Para Vieira, essas facções criminosas atuariam “uma vez que verdadeiros para-Estados, exercendo domínio territorial sobre comunidades inteiras, impondo regras de convívio, cobrando tributos ilegais e fornecendo serviços que deveriam ser de conhecimento estatal”.
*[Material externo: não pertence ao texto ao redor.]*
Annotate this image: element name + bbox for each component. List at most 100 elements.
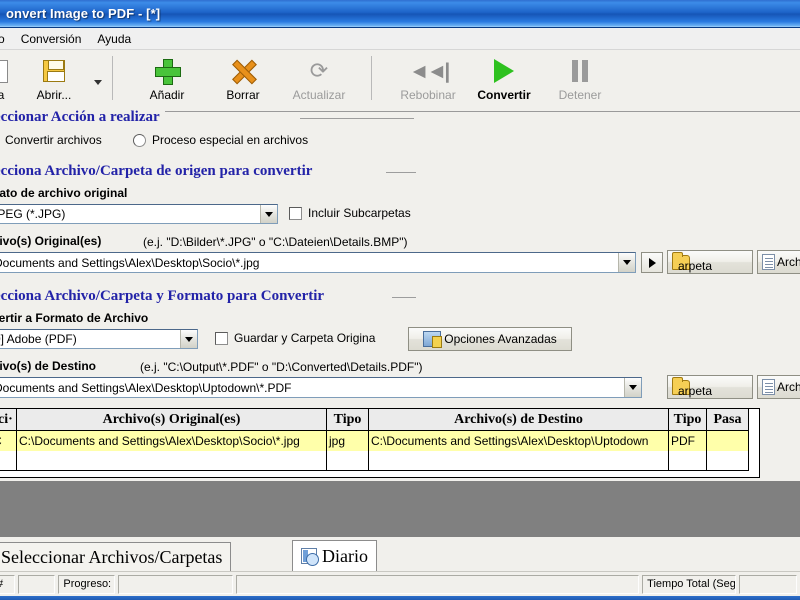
table-row[interactable]: C C:\Documents and Settings\Alex\Desktop…	[0, 431, 759, 451]
grid-header-cell-tipo-origen[interactable]: Tipo	[327, 409, 369, 431]
radio-convertir-archivos[interactable]: Convertir archivos	[0, 133, 102, 147]
document-icon	[762, 379, 775, 395]
source-group-line	[386, 172, 416, 173]
rewind-icon: ◄◄|	[408, 59, 450, 83]
toolbar-button-rebobinar[interactable]: ◄◄| Rebobinar	[390, 50, 466, 106]
toolbar-label-borrar: Borrar	[226, 88, 260, 102]
grid-cell-tipo-destino: PDF	[669, 431, 707, 451]
grid-header-cell-archivos-destino[interactable]: Archivo(s) de Destino	[369, 409, 669, 431]
source-format-label: nato de archivo original	[0, 186, 128, 200]
radio-label-proceso: Proceso especial en archivos	[152, 133, 309, 147]
grid-header-cell-archivos-originales[interactable]: Archivo(s) Original(es)	[17, 409, 327, 431]
toolbar-button-abrir[interactable]: Abrir...	[18, 50, 90, 106]
dest-folder-button-label: arpeta	[678, 384, 713, 398]
toolbar-button-convertir[interactable]: Convertir	[466, 50, 542, 106]
dest-group-title: ecciona Archivo/Carpeta y Formato para C…	[0, 288, 330, 305]
source-file-button[interactable]: Archi	[757, 250, 800, 274]
menu-item-ayuda[interactable]: Ayuda	[89, 30, 139, 48]
grid-header-cell-tipo-destino[interactable]: Tipo	[669, 409, 707, 431]
action-group-title: eccionar Acción a realizar	[0, 109, 165, 126]
window-titlebar: onvert Image to PDF - [*]	[0, 0, 800, 28]
plus-icon	[155, 56, 181, 86]
advanced-options-button[interactable]: Opciones Avanzadas	[408, 327, 572, 351]
toolbar-separator-1	[112, 56, 113, 100]
advanced-options-label: Opciones Avanzadas	[444, 332, 557, 346]
diary-icon	[301, 548, 319, 566]
grid-header-cell-estado[interactable]: ici·	[0, 409, 17, 431]
document-icon	[762, 254, 775, 270]
dest-format-dropdown-arrow[interactable]	[180, 330, 197, 348]
dest-format-combo[interactable]: 0] Adobe (PDF)	[0, 329, 198, 349]
source-folder-button[interactable]: arpeta	[667, 250, 753, 274]
grid-cell-tipo-origen: jpg	[327, 431, 369, 451]
save-icon	[43, 56, 65, 86]
source-format-combo[interactable]: IPEG (*.JPG)	[0, 204, 278, 224]
advanced-options-icon	[423, 331, 443, 348]
source-path-combo[interactable]: Documents and Settings\Alex\Desktop\Soci…	[0, 252, 636, 273]
source-file-button-label: Archi	[777, 255, 800, 269]
toolbar-label-actualizar: Actualizar	[292, 88, 346, 102]
table-row[interactable]	[0, 451, 759, 471]
status-progress-value	[117, 574, 233, 594]
grid-cell-estado: C	[0, 431, 17, 451]
grid-cell-archivo-destino: C:\Documents and Settings\Alex\Desktop\U…	[369, 431, 669, 451]
play-icon	[494, 56, 514, 86]
status-blank-1	[18, 574, 56, 594]
grid-cell-empty	[707, 451, 749, 471]
tab-diario[interactable]: Diario	[292, 540, 377, 571]
checkbox-label-subcarpetas: Incluir Subcarpetas	[308, 206, 411, 220]
dest-path-value: Documents and Settings\Alex\Desktop\Upto…	[0, 380, 292, 395]
source-format-dropdown-arrow[interactable]	[260, 205, 277, 223]
window-bottom-edge	[0, 596, 800, 600]
dest-path-combo[interactable]: Documents and Settings\Alex\Desktop\Upto…	[0, 377, 642, 398]
toolbar-label-nuevo: va	[0, 88, 5, 102]
source-files-label: hivo(s) Original(es)	[0, 234, 102, 248]
checkbox-label-guardar: Guardar y Carpeta Origina	[234, 331, 376, 345]
toolbar-button-borrar[interactable]: Borrar	[205, 50, 281, 106]
dest-group-line	[392, 297, 416, 298]
dest-path-dropdown-arrow[interactable]	[624, 378, 641, 397]
source-format-value: IPEG (*.JPG)	[0, 207, 66, 221]
abrir-dropdown-button[interactable]	[90, 50, 106, 106]
files-grid[interactable]: ici· Archivo(s) Original(es) Tipo Archiv…	[0, 408, 760, 478]
source-go-button[interactable]	[641, 252, 663, 273]
dest-format-label: vertir a Formato de Archivo	[0, 311, 149, 325]
window-title: onvert Image to PDF - [*]	[6, 6, 161, 21]
dest-folder-button[interactable]: arpeta	[667, 375, 753, 399]
source-path-dropdown-arrow[interactable]	[618, 253, 635, 272]
tab-strip: Seleccionar Archivos/Carpetas Diario	[0, 537, 800, 571]
toolbar-label-convertir: Convertir	[477, 88, 531, 102]
toolbar-label-detener: Detener	[558, 88, 602, 102]
toolbar-button-detener[interactable]: Detener	[542, 50, 618, 106]
checkbox-icon-guardar	[215, 331, 228, 345]
dest-file-button-label: Archi	[777, 380, 800, 394]
x-icon	[231, 56, 255, 86]
toolbar-button-actualizar[interactable]: ⟳ Actualizar	[281, 50, 357, 106]
menu-bar: o Conversión Ayuda	[0, 28, 800, 50]
dest-file-button[interactable]: Archi	[757, 375, 800, 399]
grid-header-cell-pasar[interactable]: Pasa	[707, 409, 749, 431]
status-count: #	[0, 574, 16, 594]
new-icon	[0, 56, 8, 86]
tab-label-diario: Diario	[322, 545, 368, 566]
toolbar-label-anadir: Añadir	[149, 88, 185, 102]
grid-cell-empty	[669, 451, 707, 471]
grid-cell-pasar	[707, 431, 749, 451]
checkbox-guardar-carpeta-origen[interactable]: Guardar y Carpeta Origina	[215, 331, 375, 345]
tab-seleccionar-archivos[interactable]: Seleccionar Archivos/Carpetas	[0, 542, 232, 571]
status-blank-2	[235, 574, 640, 594]
checkbox-incluir-subcarpetas[interactable]: Incluir Subcarpetas	[289, 206, 411, 220]
toolbar-button-anadir[interactable]: Añadir	[129, 50, 205, 106]
source-folder-button-label: arpeta	[678, 259, 713, 273]
radio-icon-proceso	[133, 133, 146, 147]
menu-item-conversion[interactable]: Conversión	[13, 30, 90, 48]
source-group-title: ecciona Archivo/Carpeta de origen para c…	[0, 163, 318, 180]
chevron-down-icon	[94, 79, 102, 85]
dest-files-label: hivo(s) de Destino	[0, 359, 97, 373]
toolbar-button-nuevo[interactable]: va	[0, 50, 18, 106]
menu-item-archivo[interactable]: o	[0, 30, 13, 48]
toolbar-label-abrir: Abrir...	[36, 88, 72, 102]
radio-proceso-especial[interactable]: Proceso especial en archivos	[133, 133, 308, 147]
status-bar: # Progreso: Tiempo Total (Seg	[0, 571, 800, 596]
grid-cell-empty	[327, 451, 369, 471]
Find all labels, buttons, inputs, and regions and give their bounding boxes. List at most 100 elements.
Segundo o relatório, pelo menos 26% do território pátrio estariam sob qualquer tipo de controle do delito organizado e 28,5 milhões de brasileiros vivem em áreas com a presença dos criminosos. A lavagem de quantia é foi apontada uma vez que “o mecanismo meão de sustentação do delito organizado”, presente na venda de cigarro, ouro, mercado imobiliário, bebidas, fintechs, criptomoedas e fundos de investimento.

Experiências exitosas

Segundo Vieira, a CPI também identificou experiências exitosas no enfrentamento ao delito organizado, ao reportar as Forças Integradas de Combate ao Delito Organizado (FICCOs), presentes em todas as 27 unidades da Federação.

“A estratégia de descapitalização financeira, com mais de R$ 4 bilhões apreendidos unicamente na Operação Carbono Oculto, comprovou que atingir o patrimônio das organizações é mais efetivo do que a mera repressão policial convencional. A cooperação internacional, com adidâncias policiais em 34 países e a prisão de 842 foragidos entre 2021 e 2025, evidencia que o Brasil dispõe de capacidade operacional significativa quando há recursos e fala adequados”, destacou.